Beitrag von Batz Benzer » Sonntag 19. April 2020, 13:43

Nachdem ich gestern den Air Traffic Controller ausgiebig mit dem Air Space Invader 2 verglichen habe, sind heute das Freakenstein Chop und Bleep dran, da letzteres eine miniaturisierte Spielart des großen Bruders darstellt.

Beide haben einen variierbaren Monsterfuzz-Grundsound im Angebot; dabei klingt das Chop exaltierter, das Bleep normaler und somit eher nach Distortion. Beide sind harmonisch, satt und voll, das Chop ist dabei aber immer extremer gevoiced, die Frequenzbetonungen steiler und gewagter, das Bleep wesentlich allgemeinverträglicher, weniger speziell, dafür bassiger.

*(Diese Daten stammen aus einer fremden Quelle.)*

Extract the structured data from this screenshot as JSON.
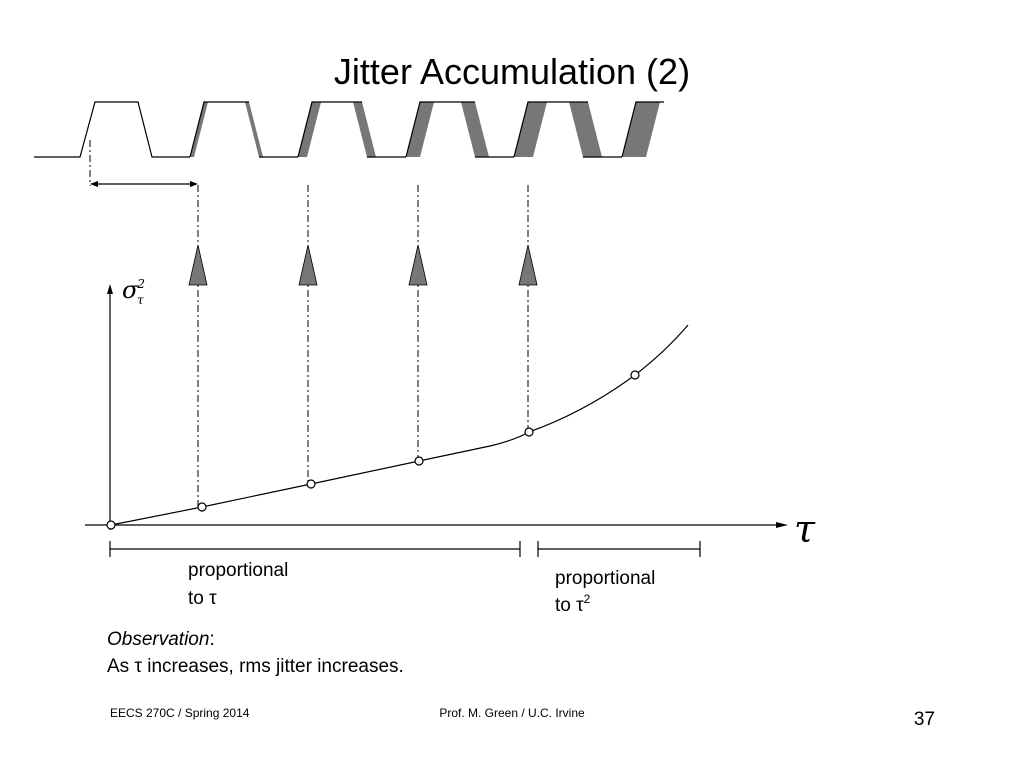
{
  "title": "Jitter Accumulation (2)",
  "y_axis_label": {
    "symbol": "σ",
    "subscript": "τ",
    "superscript": "2"
  },
  "x_axis_label": "τ",
  "brackets": [
    {
      "line1": "proportional",
      "line2": "to τ"
    },
    {
      "line1": "proportional",
      "line2": "to τ",
      "superscript": "2"
    }
  ],
  "observation": {
    "heading": "Observation",
    "colon": ":",
    "text": "As τ increases, rms jitter increases."
  },
  "footer": {
    "left": "EECS 270C / Spring 2014",
    "center": "Prof. M. Green / U.C. Irvine",
    "page": "37"
  }
}
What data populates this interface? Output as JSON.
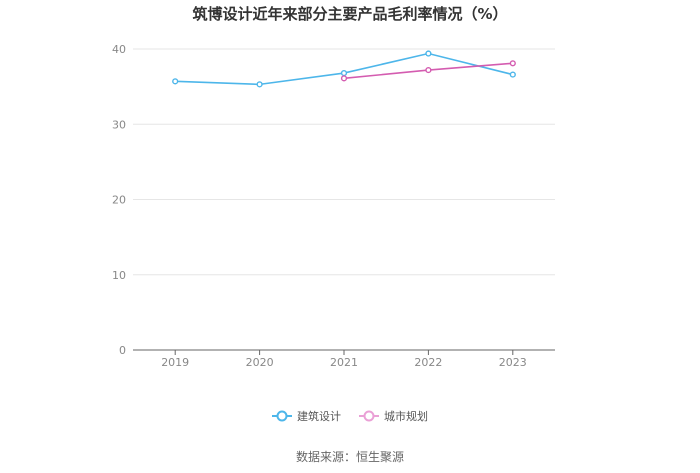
{
  "chart_data": {
    "type": "line",
    "title": "筑博设计近年来部分主要产品毛利率情况（%）",
    "categories": [
      "2019",
      "2020",
      "2021",
      "2022",
      "2023"
    ],
    "ylim": [
      0,
      40
    ],
    "yticks": [
      "0",
      "10",
      "20",
      "30",
      "40"
    ],
    "grid": true,
    "legend_position": "bottom",
    "series": [
      {
        "name": "建筑设计",
        "color": "#4db6ea",
        "values": [
          35.7,
          35.3,
          36.8,
          39.4,
          36.6
        ]
      },
      {
        "name": "城市规划",
        "color": "#d45cb0",
        "legend_color": "#eaa0d6",
        "values": [
          null,
          null,
          36.1,
          37.2,
          38.1
        ]
      }
    ]
  },
  "source": "数据来源：恒生聚源"
}
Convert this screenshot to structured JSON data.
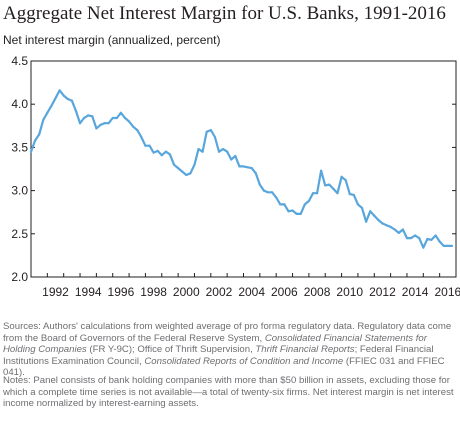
{
  "chart_data": {
    "type": "line",
    "title": "Aggregate Net Interest Margin for U.S. Banks, 1991-2016",
    "ylabel": "Net interest margin (annualized, percent)",
    "xlabel": "",
    "ylim": [
      2.0,
      4.5
    ],
    "xlim": [
      1991.0,
      2017.0
    ],
    "yticks": [
      "2.0",
      "2.5",
      "3.0",
      "3.5",
      "4.0",
      "4.5"
    ],
    "xticks": [
      "1992",
      "1994",
      "1996",
      "1998",
      "2000",
      "2002",
      "2004",
      "2006",
      "2008",
      "2010",
      "2012",
      "2014",
      "2016"
    ],
    "grid": false,
    "legend": "none",
    "color": "#58a6dc",
    "series": [
      {
        "name": "",
        "x": [
          1991.0,
          1991.25,
          1991.5,
          1991.75,
          1992.0,
          1992.25,
          1992.5,
          1992.75,
          1993.0,
          1993.25,
          1993.5,
          1993.75,
          1994.0,
          1994.25,
          1994.5,
          1994.75,
          1995.0,
          1995.25,
          1995.5,
          1995.75,
          1996.0,
          1996.25,
          1996.5,
          1996.75,
          1997.0,
          1997.25,
          1997.5,
          1997.75,
          1998.0,
          1998.25,
          1998.5,
          1998.75,
          1999.0,
          1999.25,
          1999.5,
          1999.75,
          2000.0,
          2000.25,
          2000.5,
          2000.75,
          2001.0,
          2001.25,
          2001.5,
          2001.75,
          2002.0,
          2002.25,
          2002.5,
          2002.75,
          2003.0,
          2003.25,
          2003.5,
          2003.75,
          2004.0,
          2004.25,
          2004.5,
          2004.75,
          2005.0,
          2005.25,
          2005.5,
          2005.75,
          2006.0,
          2006.25,
          2006.5,
          2006.75,
          2007.0,
          2007.25,
          2007.5,
          2007.75,
          2008.0,
          2008.25,
          2008.5,
          2008.75,
          2009.0,
          2009.25,
          2009.5,
          2009.75,
          2010.0,
          2010.25,
          2010.5,
          2010.75,
          2011.0,
          2011.25,
          2011.5,
          2011.75,
          2012.0,
          2012.25,
          2012.5,
          2012.75,
          2013.0,
          2013.25,
          2013.5,
          2013.75,
          2014.0,
          2014.25,
          2014.5,
          2014.75,
          2015.0,
          2015.25,
          2015.5,
          2015.75,
          2016.0,
          2016.25,
          2016.5,
          2016.75
        ],
        "values": [
          3.45,
          3.58,
          3.65,
          3.82,
          3.9,
          3.98,
          4.07,
          4.16,
          4.1,
          4.06,
          4.04,
          3.92,
          3.78,
          3.84,
          3.87,
          3.86,
          3.72,
          3.76,
          3.78,
          3.78,
          3.84,
          3.84,
          3.9,
          3.84,
          3.8,
          3.74,
          3.7,
          3.62,
          3.52,
          3.52,
          3.44,
          3.46,
          3.41,
          3.45,
          3.42,
          3.3,
          3.26,
          3.22,
          3.18,
          3.2,
          3.3,
          3.48,
          3.45,
          3.68,
          3.7,
          3.62,
          3.45,
          3.48,
          3.45,
          3.36,
          3.4,
          3.28,
          3.28,
          3.27,
          3.26,
          3.2,
          3.07,
          3.0,
          2.98,
          2.98,
          2.92,
          2.84,
          2.84,
          2.76,
          2.77,
          2.73,
          2.73,
          2.84,
          2.88,
          2.97,
          2.97,
          3.23,
          3.06,
          3.07,
          3.02,
          2.97,
          3.16,
          3.12,
          2.96,
          2.95,
          2.84,
          2.8,
          2.64,
          2.76,
          2.71,
          2.66,
          2.62,
          2.6,
          2.58,
          2.55,
          2.51,
          2.55,
          2.45,
          2.45,
          2.48,
          2.45,
          2.34,
          2.44,
          2.43,
          2.48,
          2.41,
          2.36,
          2.36,
          2.36
        ]
      }
    ]
  },
  "sources": {
    "lead": "Sources: Authors' calculations from weighted average of pro forma regulatory data. Regulatory data come from the Board of Governors of the Federal Reserve System, ",
    "title1": "Consolidated Financial Statements for Holding Companies",
    "mid1": " (FR Y-9C); Office of Thrift Supervision, ",
    "title2": "Thrift Financial Reports",
    "mid2": "; Federal Financial Institutions Examination Council, ",
    "title3": "Consolidated Reports of Condition and Income",
    "tail": " (FFIEC 031 and FFIEC 041)."
  },
  "notes": "Notes: Panel consists of bank holding companies with more than $50 billion in assets, excluding those for which a complete time series is not available—a total of twenty-six firms. Net interest margin is net interest income normalized by interest-earning assets."
}
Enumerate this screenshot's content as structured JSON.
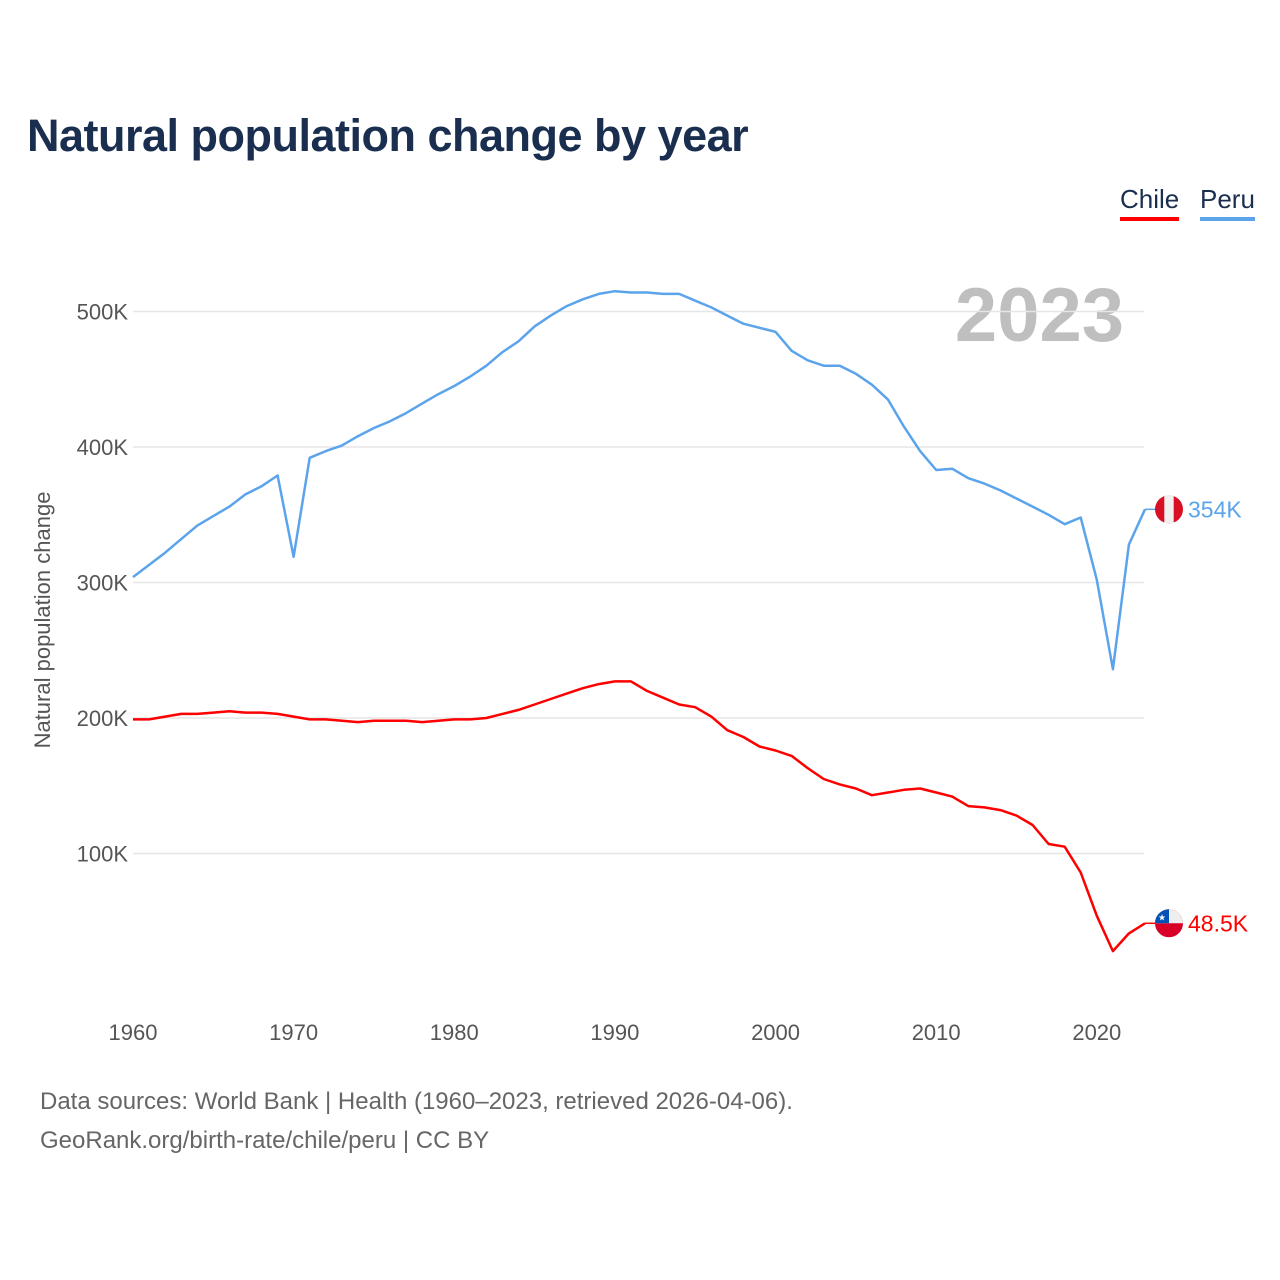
{
  "chart_data": {
    "type": "line",
    "title": "Natural population change by year",
    "ylabel": "Natural population change",
    "xlabel": "",
    "xlim": [
      1960,
      2023
    ],
    "ylim": [
      0,
      550000
    ],
    "grid": true,
    "legend_position": "top-right",
    "current_year": "2023",
    "x_ticks": [
      1960,
      1970,
      1980,
      1990,
      2000,
      2010,
      2020
    ],
    "x_tick_labels": [
      "1960",
      "1970",
      "1980",
      "1990",
      "2000",
      "2010",
      "2020"
    ],
    "y_ticks": [
      100000,
      200000,
      300000,
      400000,
      500000
    ],
    "y_tick_labels": [
      "100K",
      "200K",
      "300K",
      "400K",
      "500K"
    ],
    "x": [
      1960,
      1961,
      1962,
      1963,
      1964,
      1965,
      1966,
      1967,
      1968,
      1969,
      1970,
      1971,
      1972,
      1973,
      1974,
      1975,
      1976,
      1977,
      1978,
      1979,
      1980,
      1981,
      1982,
      1983,
      1984,
      1985,
      1986,
      1987,
      1988,
      1989,
      1990,
      1991,
      1992,
      1993,
      1994,
      1995,
      1996,
      1997,
      1998,
      1999,
      2000,
      2001,
      2002,
      2003,
      2004,
      2005,
      2006,
      2007,
      2008,
      2009,
      2010,
      2011,
      2012,
      2013,
      2014,
      2015,
      2016,
      2017,
      2018,
      2019,
      2020,
      2021,
      2022,
      2023
    ],
    "series": [
      {
        "name": "Chile",
        "color": "#ff0000",
        "end_label": "48.5K",
        "values": [
          199,
          199,
          201,
          203,
          203,
          204,
          205,
          204,
          204,
          203,
          201,
          199,
          199,
          198,
          197,
          198,
          198,
          198,
          197,
          198,
          199,
          199,
          200,
          203,
          206,
          210,
          214,
          218,
          222,
          225,
          227,
          227,
          220,
          215,
          210,
          208,
          201,
          191,
          186,
          179,
          176,
          172,
          163,
          155,
          151,
          148,
          143,
          145,
          147,
          148,
          145,
          142,
          135,
          134,
          132,
          128,
          121,
          107,
          105,
          86,
          54,
          28,
          41,
          48.5
        ]
      },
      {
        "name": "Peru",
        "color": "#5ba4ec",
        "end_label": "354K",
        "values": [
          304,
          313,
          322,
          332,
          342,
          349,
          356,
          365,
          371,
          379,
          319,
          392,
          397,
          401,
          408,
          414,
          419,
          425,
          432,
          439,
          445,
          452,
          460,
          470,
          478,
          489,
          497,
          504,
          509,
          513,
          515,
          514,
          514,
          513,
          513,
          508,
          503,
          497,
          491,
          488,
          485,
          471,
          464,
          460,
          460,
          454,
          446,
          435,
          415,
          397,
          383,
          384,
          377,
          373,
          368,
          362,
          356,
          350,
          343,
          348,
          302,
          236,
          328,
          354
        ]
      }
    ],
    "value_unit_multiplier": 1000
  },
  "legend": {
    "chile": "Chile",
    "peru": "Peru"
  },
  "footer": {
    "line1": "Data sources: World Bank | Health (1960–2023, retrieved 2026-04-06).",
    "line2": "GeoRank.org/birth-rate/chile/peru | CC BY"
  }
}
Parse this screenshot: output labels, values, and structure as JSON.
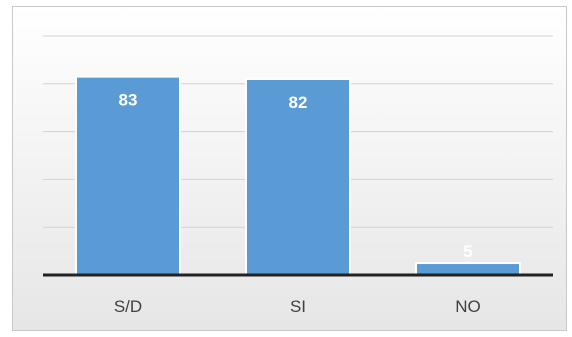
{
  "chart_data": {
    "type": "bar",
    "title": "",
    "xlabel": "",
    "ylabel": "",
    "categories": [
      "S/D",
      "SI",
      "NO"
    ],
    "values": [
      83,
      82,
      5
    ],
    "data_labels": [
      "83",
      "82",
      "5"
    ],
    "ylim": [
      0,
      100
    ],
    "y_gridlines": [
      20,
      40,
      60,
      80,
      100
    ],
    "grid": true,
    "legend": "none",
    "bar_color": "#5b9bd5",
    "label_color": "#ffffff"
  }
}
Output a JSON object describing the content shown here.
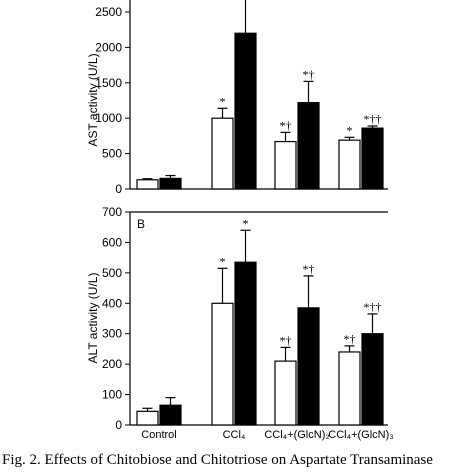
{
  "chart_data": [
    {
      "type": "bar",
      "panel_label": "",
      "ylabel": "AST activity (U/L)",
      "ylim": [
        0,
        2500
      ],
      "yticks": [
        0,
        500,
        1000,
        1500,
        2000,
        2500
      ],
      "categories": [
        "Control",
        "CCl₄",
        "CCl₄+(GlcN)₂",
        "CCl₄+(GlcN)₃"
      ],
      "series": [
        {
          "color": "#ffffff",
          "values": [
            130,
            1000,
            670,
            690
          ],
          "errors": [
            15,
            140,
            130,
            40
          ]
        },
        {
          "color": "#000000",
          "values": [
            150,
            2200,
            1220,
            860
          ],
          "errors": [
            40,
            600,
            300,
            30
          ]
        }
      ],
      "annotations": [
        "",
        "*",
        "*†",
        "*"
      ],
      "annotations_black": [
        "",
        "",
        "*†",
        "*††"
      ]
    },
    {
      "type": "bar",
      "panel_label": "B",
      "ylabel": "ALT activity (U/L)",
      "ylim": [
        0,
        700
      ],
      "yticks": [
        0,
        100,
        200,
        300,
        400,
        500,
        600,
        700
      ],
      "categories": [
        "Control",
        "CCl₄",
        "CCl₄+(GlcN)₂",
        "CCl₄+(GlcN)₃"
      ],
      "series": [
        {
          "color": "#ffffff",
          "values": [
            45,
            400,
            210,
            240
          ],
          "errors": [
            10,
            115,
            45,
            20
          ]
        },
        {
          "color": "#000000",
          "values": [
            65,
            535,
            385,
            300
          ],
          "errors": [
            25,
            105,
            105,
            65
          ]
        }
      ],
      "annotations": [
        "",
        "*",
        "*†",
        "*†"
      ],
      "annotations_black": [
        "",
        "*",
        "*†",
        "*††"
      ]
    }
  ],
  "caption": "Fig. 2.   Effects of Chitobiose and Chitotriose on Aspartate Transaminase"
}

Beide können modulieren; beim Bleep ist alles festgeleget, beim Chop lässt sich die Modulation in der Geschwindigkeit kontrollieren. Auch hier klingt das Chop viel extremer, die Modulation des Bleep ist vergleichsweise langsam und wesentlich subtiler.

Der Ton des Chop kann Velcro-mäßig sterben, beim Bleep führt dies zu Piep-Orgien, die irgendwann abbrechen.

Aus meiner Sicht sind das klanglich verwandte Gerätschaften, die zwar in dieselbe Kerbe schlagen, aber dabei andere Spuren hinterlassen, grundsätzlich anders gevoiced sind.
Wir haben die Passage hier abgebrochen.